Culture_Visualizing Palestine_Nidal El-Khairy_web

Culture | As it should be seen

Exhibit tells of Palestine through fact and experience

Art can “show the world as it’s supposed to be seen,” according to Javier Hoyos, one of the curators of “Visualizing Palestine,” an exhibit held at Concordia last week as part of Israeli Apartheid Week. The exhibit showcased a collection of images from the non-profit research group that gives the exhibit its name, as well as the work of Palestinian artist Nidal El-Khairy. With these works, “Visualizing Palestine” showed the Palestinian liberation struggle and the reality of living under occupation as it should be seen – free of propaganda and rooted in the voices of the oppressed.

Presented as poster-size reproductions of his original ink-on-paper images, El-Khairy’s art provides powerful visual critiques of current events in Palestine and the Middle East. El-Khairy, whose family was displaced from Jordan in 1948, possesses an intimate perspective of the occupation that is palpable in each image. One striking piece called Cirque du Soleil exposes this oppression with jarring symbols that would likely strike home for both Palestinian and Canadian viewers. In it, an acrobat from the Canadian circus company of the same name practices contortion on an Israel Defence Forces (IDF) tank. A crowd surrounds the base of the tank, watching the acrobat’s mesmerizing performance.

With the caption “You might be flexible, justice isn’t,” the piece calls out the company and the uncritical international public that is failing to question this complicity.

For anyone who has attended a Cirque du Soleil performance, the image comes as a slap to the face, a stinging wake-up call, clearly alluding to the company’s Tel Aviv tour in 2013. With the caption “You might be flexible, justice isn’t,” the piece calls out the company and the uncritical international public that is failing to question this complicity. This unexpected marriage between the graceful entertainer and the violent vehicle emphasizes the link between a seemingly innocent act and the perpetuation of war.

El-Khairy’s work also addresses police brutality and Indigenous solidarity, drawing on his experiences of living in Canada and the U.S.. His piece From Ferguson to Palestine links global systems of colonization, white supremacy, and imperialism. The image portrays a man of colour holding an ignited torch in an unidentified setting and a police officer clasping a machine gun. The man has braided hair and wears a effiyeh, and is thus symbolically tied to two different identities that share a common oppressor. The setting’s anonymity plays into the universality of racial oppression and the destruction of bodies of colour, while the lit torch is an empowering beacon of resistance and solidarity.

“Visualizing Palestine” evades explicit, gory photographs, yet still resonates with painful realities.
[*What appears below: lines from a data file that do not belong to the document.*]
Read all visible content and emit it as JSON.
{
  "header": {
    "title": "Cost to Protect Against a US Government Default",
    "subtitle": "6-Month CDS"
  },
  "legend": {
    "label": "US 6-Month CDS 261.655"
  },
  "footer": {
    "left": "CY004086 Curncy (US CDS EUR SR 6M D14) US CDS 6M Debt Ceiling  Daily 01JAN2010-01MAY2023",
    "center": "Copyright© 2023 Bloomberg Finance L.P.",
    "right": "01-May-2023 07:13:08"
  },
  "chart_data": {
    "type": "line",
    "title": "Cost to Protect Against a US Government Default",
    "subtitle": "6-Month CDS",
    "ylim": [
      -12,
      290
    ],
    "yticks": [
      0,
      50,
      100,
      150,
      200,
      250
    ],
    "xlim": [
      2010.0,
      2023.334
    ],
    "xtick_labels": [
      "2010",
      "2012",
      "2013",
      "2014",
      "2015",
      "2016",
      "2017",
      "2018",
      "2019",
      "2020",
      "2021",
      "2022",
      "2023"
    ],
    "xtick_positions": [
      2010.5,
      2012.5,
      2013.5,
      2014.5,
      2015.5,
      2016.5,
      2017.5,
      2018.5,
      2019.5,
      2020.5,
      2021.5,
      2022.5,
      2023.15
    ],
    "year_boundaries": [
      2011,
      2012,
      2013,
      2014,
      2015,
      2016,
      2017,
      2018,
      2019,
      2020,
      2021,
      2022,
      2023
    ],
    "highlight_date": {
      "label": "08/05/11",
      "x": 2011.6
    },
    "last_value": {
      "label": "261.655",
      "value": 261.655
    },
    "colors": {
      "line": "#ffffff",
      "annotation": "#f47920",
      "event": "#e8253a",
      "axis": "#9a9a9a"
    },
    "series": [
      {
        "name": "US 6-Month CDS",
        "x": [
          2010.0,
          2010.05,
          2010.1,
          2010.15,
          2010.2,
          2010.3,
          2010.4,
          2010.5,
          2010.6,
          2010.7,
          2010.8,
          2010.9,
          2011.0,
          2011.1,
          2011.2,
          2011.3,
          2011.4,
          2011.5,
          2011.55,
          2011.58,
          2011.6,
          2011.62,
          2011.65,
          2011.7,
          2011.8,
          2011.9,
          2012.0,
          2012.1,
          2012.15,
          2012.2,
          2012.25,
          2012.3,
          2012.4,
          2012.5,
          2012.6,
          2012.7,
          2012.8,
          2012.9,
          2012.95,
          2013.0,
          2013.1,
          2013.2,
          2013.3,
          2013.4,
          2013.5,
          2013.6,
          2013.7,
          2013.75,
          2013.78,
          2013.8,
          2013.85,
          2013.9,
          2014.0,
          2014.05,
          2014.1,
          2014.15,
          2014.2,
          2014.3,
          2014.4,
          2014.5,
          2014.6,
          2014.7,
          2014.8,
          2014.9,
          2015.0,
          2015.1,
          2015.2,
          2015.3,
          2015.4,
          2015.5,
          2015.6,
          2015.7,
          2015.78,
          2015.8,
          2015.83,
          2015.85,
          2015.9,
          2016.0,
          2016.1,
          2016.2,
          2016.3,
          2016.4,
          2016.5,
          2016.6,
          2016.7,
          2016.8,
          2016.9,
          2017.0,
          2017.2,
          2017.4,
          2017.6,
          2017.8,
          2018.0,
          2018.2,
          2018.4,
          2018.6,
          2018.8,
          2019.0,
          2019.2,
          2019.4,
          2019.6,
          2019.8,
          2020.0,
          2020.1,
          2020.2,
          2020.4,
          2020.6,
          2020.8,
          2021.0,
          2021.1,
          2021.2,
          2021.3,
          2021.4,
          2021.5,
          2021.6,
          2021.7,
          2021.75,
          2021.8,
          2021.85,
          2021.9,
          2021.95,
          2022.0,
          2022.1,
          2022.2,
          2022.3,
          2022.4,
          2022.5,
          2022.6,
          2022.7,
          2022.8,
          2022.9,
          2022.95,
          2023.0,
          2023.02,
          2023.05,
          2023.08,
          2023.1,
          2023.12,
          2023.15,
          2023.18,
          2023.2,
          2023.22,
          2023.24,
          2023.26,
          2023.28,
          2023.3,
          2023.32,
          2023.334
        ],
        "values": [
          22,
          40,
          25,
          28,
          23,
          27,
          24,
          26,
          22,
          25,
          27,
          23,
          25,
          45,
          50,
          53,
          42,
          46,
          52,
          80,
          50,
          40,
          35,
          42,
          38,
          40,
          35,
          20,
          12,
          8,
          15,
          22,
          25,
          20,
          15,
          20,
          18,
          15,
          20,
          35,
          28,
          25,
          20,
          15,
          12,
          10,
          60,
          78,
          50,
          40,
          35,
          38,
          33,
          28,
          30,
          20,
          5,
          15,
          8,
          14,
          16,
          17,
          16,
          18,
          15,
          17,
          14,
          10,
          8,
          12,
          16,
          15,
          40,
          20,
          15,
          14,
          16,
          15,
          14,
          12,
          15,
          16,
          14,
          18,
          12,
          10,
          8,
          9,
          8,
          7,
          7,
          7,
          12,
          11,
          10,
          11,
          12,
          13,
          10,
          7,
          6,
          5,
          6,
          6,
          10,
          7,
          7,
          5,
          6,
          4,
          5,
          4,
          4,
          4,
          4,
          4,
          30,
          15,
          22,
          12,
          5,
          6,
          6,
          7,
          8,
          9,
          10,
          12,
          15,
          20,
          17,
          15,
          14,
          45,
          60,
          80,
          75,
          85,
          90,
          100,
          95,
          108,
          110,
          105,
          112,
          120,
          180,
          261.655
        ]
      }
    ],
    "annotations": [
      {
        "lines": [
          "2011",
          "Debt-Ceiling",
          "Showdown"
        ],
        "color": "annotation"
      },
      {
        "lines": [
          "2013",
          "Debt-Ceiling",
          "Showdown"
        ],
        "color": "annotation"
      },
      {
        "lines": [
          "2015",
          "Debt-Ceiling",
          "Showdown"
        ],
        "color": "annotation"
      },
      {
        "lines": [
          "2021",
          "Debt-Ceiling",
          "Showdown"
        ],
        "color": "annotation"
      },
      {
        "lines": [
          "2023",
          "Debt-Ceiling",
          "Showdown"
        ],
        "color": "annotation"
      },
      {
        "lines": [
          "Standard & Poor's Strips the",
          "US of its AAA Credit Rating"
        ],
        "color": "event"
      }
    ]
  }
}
Infographics from the research group Visualizing Palestine echo El-Khairy’s vivid stories but instead use hard facts and statistics. The images include charts, graphs, and maps that reflect Gaza’s water crisis, the demolition of Palestinian homes, illegal Israeli settlements, and ceasefire violations.

Providing an accurate alternative to the mainstream media’s biased statistics, the graphs also avoid the dehumanization that usually accompanies these numbers. Rather, they are infographic narratives that utilize imagery to accentuate the scale of damage inflicted on Palestinian communities. In a diagram of water supply appropriation in the West Bank, for example, the thickness of the water pipes shown stretching from an aquifer to Palestinian or Israeli homes indicate the drastic inequities of supply.

Another powerful graph shows a bulldozed Central Park. The caption reads: “Uprooted. The number of uprooted Palestinian olive trees = 33x the trees in Central Park.” Presenting the destruction of a site beloved by many, the image evokes a strong, personal response from the viewer.

With carefully chosen symbols, visual storytelling thrives in this exhibit. “Visualizing Palestine” evades explicit, gory photographs, yet still resonates with painful realities. Without sensationalizing, it communicates facts and individual experiences side by side, and gives a collective group the recognition it deserves. Most impressive in the exhibit was the facilitation of a dialogue between the oppressed and those complicit with the oppressors, providing a non-violent medium for communication. As Hoyos tells The Daily, “[Art] has no borders; it has the power to challenge the status quo, which is to silence, erase, abuse, and oppress the Palestinians.”